French President Emmanuel Macron discussed the Ukrainian crisis on Saturday with British Prime Minister Boris Johnson and NATO Secretary General Jens Stoltenberg before visiting Moscow and Kiev, while German Chancellor Olaf Schulz visited Washington on Monday to confirm his country's support for Ukraine.

The French presidency explained that the two phone calls with Johnson and Stoltenberg were "in the context of ongoing consultations between allies on the tension between Ukraine and Russia."

Macron and Stoltenberg stressed "the need to continue to work to seek, through dialogue, a way to reduce tension, in light of unity and full respect for the fundamental principles of European security and state sovereignty," according to a statement by the Elysee Palace.

Macron will meet with Russian President Vladimir Putin on Monday in Moscow, and Ukrainian Volodymyr Zelensky next Tuesday in Kiev in an effort to resolve the crisis.

For his part, Boris Johnson briefed the French President on the results of his visit to Kiev this week and the content of his recent talks with Putin, according to the Elysee.

Anticipation and readiness on the Ukrainian side for any Russian move (Anatolia)

accusations and moves

Westerners accuse Moscow, which is massing tens of thousands of soldiers on its border with Ukraine, of preparing to invade this country, which Russia denies, demanding in return that it guarantee its security.

In a related context to diplomatic moves, German Chancellor Olaf Schulz will visit Washington on Monday, which will be his first since taking office and an opportunity to remove the ambiguity around the support of the German ally in the Ukrainian crisis.

The 63-year-old Social Democrat - who became chancellor to succeed Angela Merkel two months ago - will discuss with President Joe Biden a number of issues, especially the tense situation in Ukraine.

The German weekly Der Spiegel said that Germany's chief executive should expect a reprimand.

"We can certainly expect Joe Biden to urge the German chancellor to be more firm with Moscow," she wrote.

She added that Biden would "understand once again that the Nord Stream 2 gas pipeline" would die if Putin attacked Ukraine."
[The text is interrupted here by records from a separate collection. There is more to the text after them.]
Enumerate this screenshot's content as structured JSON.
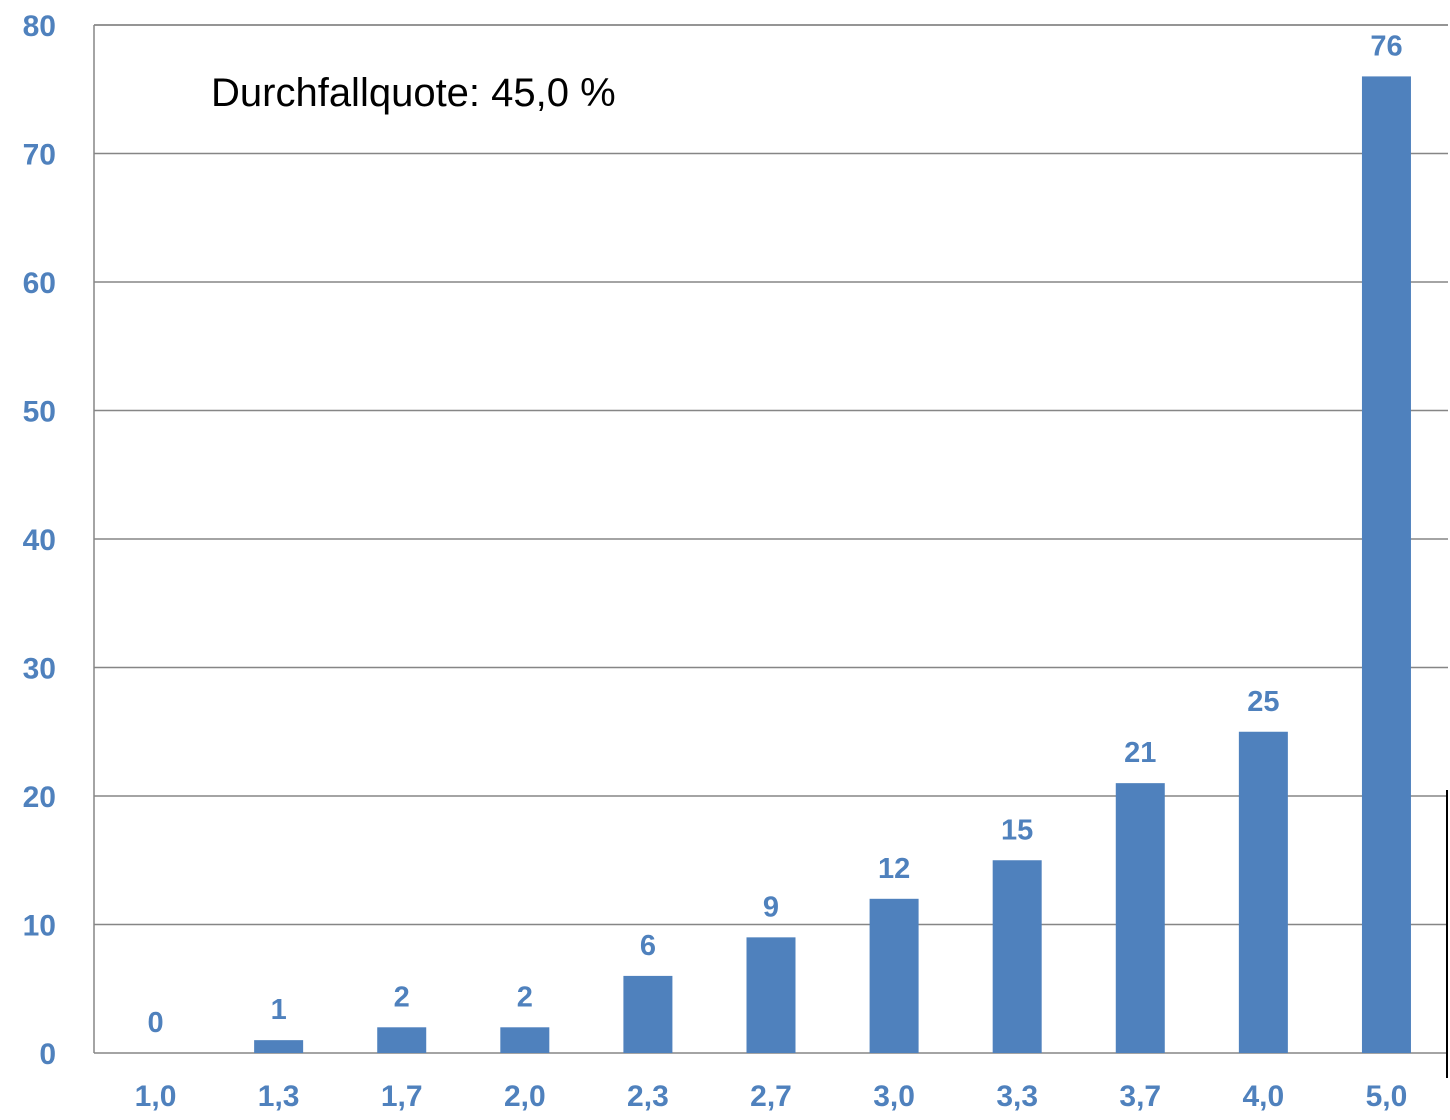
{
  "chart_data": {
    "type": "bar",
    "categories": [
      "1,0",
      "1,3",
      "1,7",
      "2,0",
      "2,3",
      "2,7",
      "3,0",
      "3,3",
      "3,7",
      "4,0",
      "5,0"
    ],
    "values": [
      0,
      1,
      2,
      2,
      6,
      9,
      12,
      15,
      21,
      25,
      76
    ],
    "data_labels": [
      "0",
      "1",
      "2",
      "2",
      "6",
      "9",
      "12",
      "15",
      "21",
      "25",
      "76"
    ],
    "y_ticks": [
      "0",
      "10",
      "20",
      "30",
      "40",
      "50",
      "60",
      "70",
      "80"
    ],
    "ylim": [
      0,
      80
    ],
    "grid": true,
    "annotation": "Durchfallquote: 45,0 %",
    "colors": {
      "bar": "#4F81BD",
      "label": "#4F81BD",
      "grid": "#868686"
    }
  }
}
Schultz announced his refusal to deliver weapons to Ukraine (Getty)

Positions and controversy

Olaf Schultz sparked controversy in recent weeks after he announced his refusal to deliver weapons to Ukraine, and declined to clarify his position on the fate of the controversial gas pipeline, before agreeing to include it in the list of targets for retaliatory measures in the event of a Russian attack.

Germany has long been the main promoter of this pipeline, which increases the ability to import Russian gas and is vital to powering Europe's largest economy.

This project - which was completed but not yet operational - is supported by the Social Democratic Party and the German opposition as well, and the US ally did not look with satisfaction at contradictory statements about Russia issued by Berlin.

After the French president, Schultz will also visit Kiev and Moscow in mid-February.

The Ukraine crisis has put Germany in an awkward position, as it relies entirely on the United States for military protection, and since the end of World War II, transatlantic relations have been a cornerstone of its foreign policy.

Ukrainian forces on the border with Russia (Getty Images)

Messages and anxiety

In turn, Johann Fadevol, an expert on international issues in the conservative Christian Democratic Union, told Agence France-Presse that he had received emails from Washington confirming that it was "very concerned about German foreign policy."

Besides its dependence on gas, Germany also maintains close economic ties with Russia, which leads it to be more cautious about possible sanctions against Moscow.

During her 16-year rule, Merkel - who was once described as the "leader of the free world" during Donald Trump's turbulent tenure - maintained good relations with the United States, but she did not hesitate to defend the Nord Stream 2 project. 2) The dialogue with Vladimir Putin.

When he received the chancellor on her last visit to the White House last July, Biden said, "Big friends can have disagreements."